Epic Games, the company behind the widely played game Fortnite, uses another court filing to get back at Apple. Epic continues to maintain its focus on antitrust laws and claims that Apple’s practices are anti-competitive.
Antitrust cases are gaining power since the Trump Justice Department filed its antitrust lawsuit against Google. This provides Epic a more relaxed approach to reason its argument.
In the filing, Epic lawyers agreed that the company breached its contract with Apple and added that it was only done because Apple’s laws were illegal.
The lawyers wrote, “When Epic took steps to allow consumers on iOS devices to make those payments directly, it breached some of the contractual restrictions that Apple imposes on iOS developers. Epic did so because those contractual restrictions are unlawful. Epic chose to take a stand against Apple’s monopoly to illustrate that competition could exist on iOS and that consumers would welcome and benefit from it. Epic did so without advance notice to Apple because Apple would otherwise have used its monopoly control to prevent that competition from happening.”
According to Epic, Apple’s contractual restrictions limit users and developers. Epic created an in-app purchasing option to avoid App Store’s 30 percent fee and gave users a more direct option. Epic’s lawyers added that Apple uses its tools like the App Store to maintain its monopoly. “Apple has no right to the fruits of Epic’s Labor,” Epic added. Apple is yet to respond to this recent filing from Epic.

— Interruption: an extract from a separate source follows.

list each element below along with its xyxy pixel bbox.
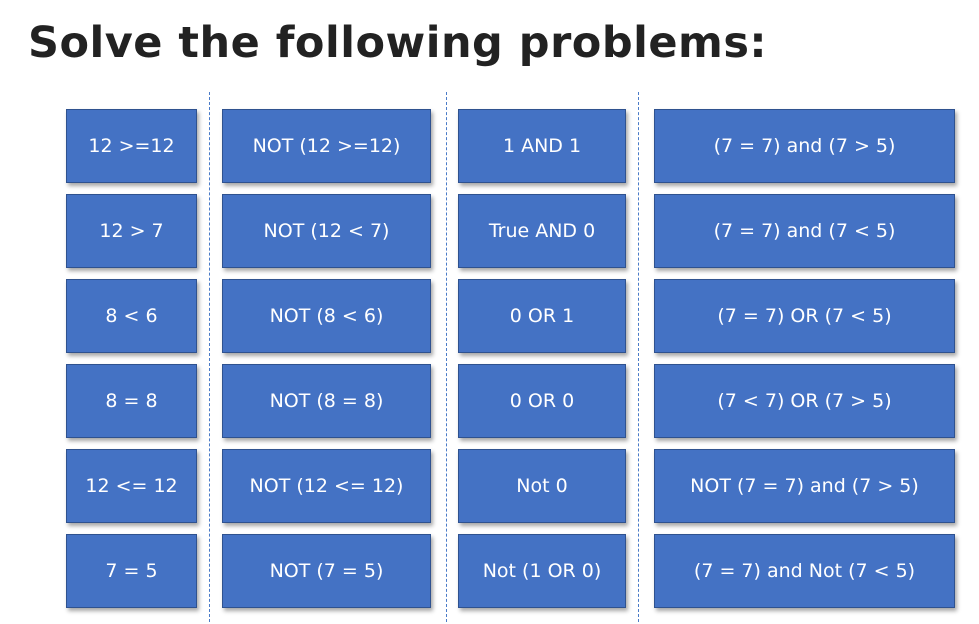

What’s the ‘Epic Games vs. Apple’ Feud?
Back in August, Epic introduced a new payment method for its Fortnite app, which allowed users to directly purchase from Epic without paying the 30 percent Apple’s App Store commission. Epic pursued the same approach for the Android version, resulting in both tech giants removing Fortnite from their respective app stores.
Epic responded by filing a lawsuit against Apple, claiming it was violating antitrust law. Epic also informed that Apple threatened to put an end to its developer account that the company uses to support the Unreal Engine platform. Earlier this month, a US district judge passed an order that kept Fortnite off from App Store but did not allow Apple to retaliate against Unreal Engine.